Enormous investment requirement

“It’s a location factor,” emphasized Peucker, who continues to represent the general manager, Christian Ossig, who is recovering. She recalled the enormous need for investment resulting from the focus of the economy on climate and environmental protection. The financing of the green transformation must be accompanied by the banks. The business of banks, she says, is risk management, not risk avoidance.

Henrietta Peucker

Henrietta Peucker

Image: dpa

The banking association still has to be patient for a decision by the Bundestag. It is about 2.3 billion euros that German banks paid between 2011 and 2014 into the Financial Market Stabilization Agency (FMSA), which was set up for rescue measures after the financial crisis. They have been paying into the EU Resolution Fund (SRF) since 2015 and now want to use the old funds for this. “These must remain in the system,” Peucker now renewed the demands. First was a proposal from the Federal Minister of Finance Christian Lindner (FDP) was expected after the summer break. But this one is still a long time coming.

Bundesbank supports banks

That of the former Green finance politician Gerhard Schick founded citizens’ movement Finanzwende criticizes the demands of the banks as outrageous. These, in turn, want to offset the old funds against the European bank levy. For the past year, they have to pay 3.38 billion euros into the EU resolution fund. The contribution has thus increased by more than a third compared to 2021. The SRF has so far comprised 66 billion euros and is expected to reach 80 billion euros by the end of 2023. The banks are supported by the Bundesbank, which considers it justifiable if the old funds are used for outstanding contributions to the European resolution fund SRF. These old funds raised by the banks were used for settlements anyway.

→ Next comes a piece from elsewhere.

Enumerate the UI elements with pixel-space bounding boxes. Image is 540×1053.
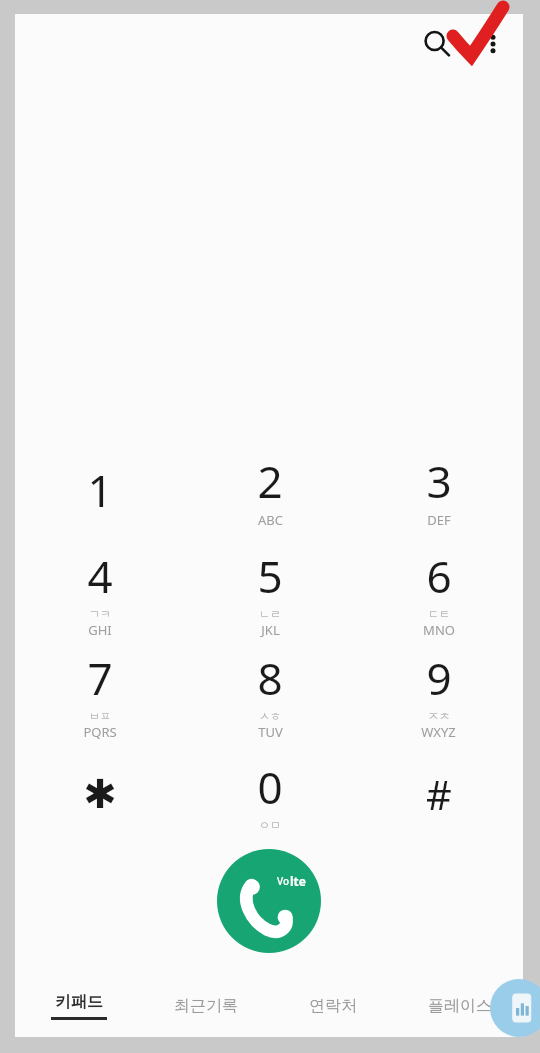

On the other hand, Finanzwende refers to the bank rescue fund Soffin, which still had debts of 21.8 billion at the end of 2021. These consist primarily of the decline in value of the Commerzbank stake and the support measures for the liquidated Hypo Real Estate. “Demanding money from the federal government, even though debts from the bank bailouts are still outstanding, is just outrageous,” said Finanzwende founder and board member Schick in August, criticizing the banks’ demands.

With a view to the digital euro planned by the European Central Bank (ECB), Peucker spoke out in favor of bringing this into circulation via commercial banks.